Non aveva partecipato ad alcuno sport, se non per un anno, condividendo la passione per il football e vincendo contro Yale, nell'incontro finale della stagione. Ma, sebbene gli avesse rafforzato i muscoli e gli avesse donato una certa fama tra le fanciulle della facoltà, il suo interesse ripiegava sempre per altro. Così decise di mollare lo sport ed impegnarsi il più possibile in quell'attività che lo richiamava sempre. Lo faceva di nascosto, ma scrivere era diventato quasi una necessità. Scriveva di politica, dibatteva con alcuni studenti dell'Harvard Law School di nuove e vecchie norme impartite dalla legge. Battibeccavano sulla capacità – o le varie incapacità – che Lyndon Johnson, trentaseiesimo presidente degli Stati Uniti, adottava attraverso il proprio mandato. Aveva vissuto la morte di Kennedy come un trauma e si era ripromesso di non entrare mai in politica. L'esperienza del college, proprio come a suo padre e sue madre, gli garantì anche una giovane donna, determinata e assolutamente piccata. Si era invaghito di lei una notte di pura festa e follia, notandola al bancone di un bar con la gonna troppo corta e la camicetta sbottonata.

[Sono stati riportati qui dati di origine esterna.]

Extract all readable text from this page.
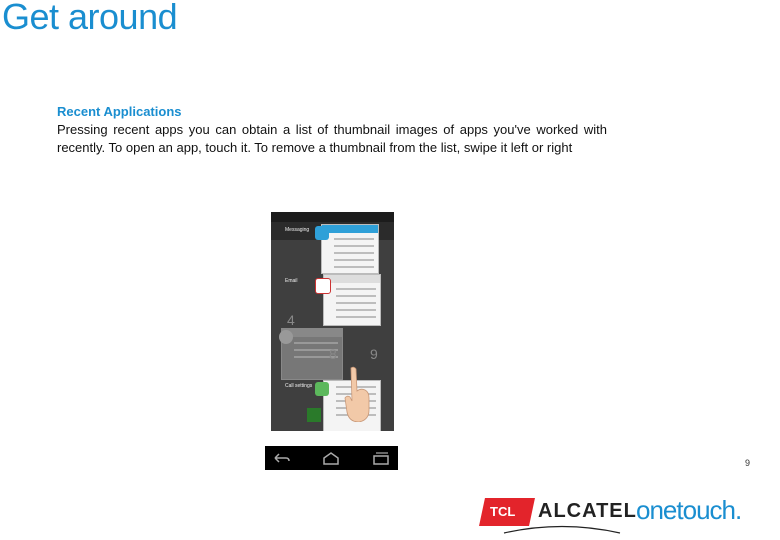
Get around
Recent Applications
Pressing recent apps you can obtain a list of thumbnail images of apps you've worked with recently. To open an app, touch it. To remove a thumbnail from the list, swipe it left or right
Messaging
Email
4
8 9
Call settings
9
TCL ALCATEL onetouch.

L'aveva scopata in modo rude nel bagno del locale, sfiorandole i seni e tastandole le cosce sode. Si era invaghito di quegli occhi grigi che gli sussurravano privazione e tormento. 

Si erano fidanzati un anno dopo e si erano sposati nella chiesa di Boston, l'11 settembre 1961. La bella mora si chiamava Margareth Erika O'Brian, era laureata in legge e ora lavorava come avvocato, presso gli uffici di giustizia di Philadelphia. 

Il matrimonio all'inizio andò bene, meravigliosamente bene, tra lunghe notti insonne e cibi afrodisiaci. Tuttavia il lavoro risentiva di questo loro mancato impegno, dunque decisero di darci un taglio e, magari, iniziare a crescere. 

Così ora vivevano in una modesta villetta di periferia a Philadelphia, non avevano avuto bambini – sebbene ci avessero pensato – ma avevano adottato una cagnetta di nome Lilly. 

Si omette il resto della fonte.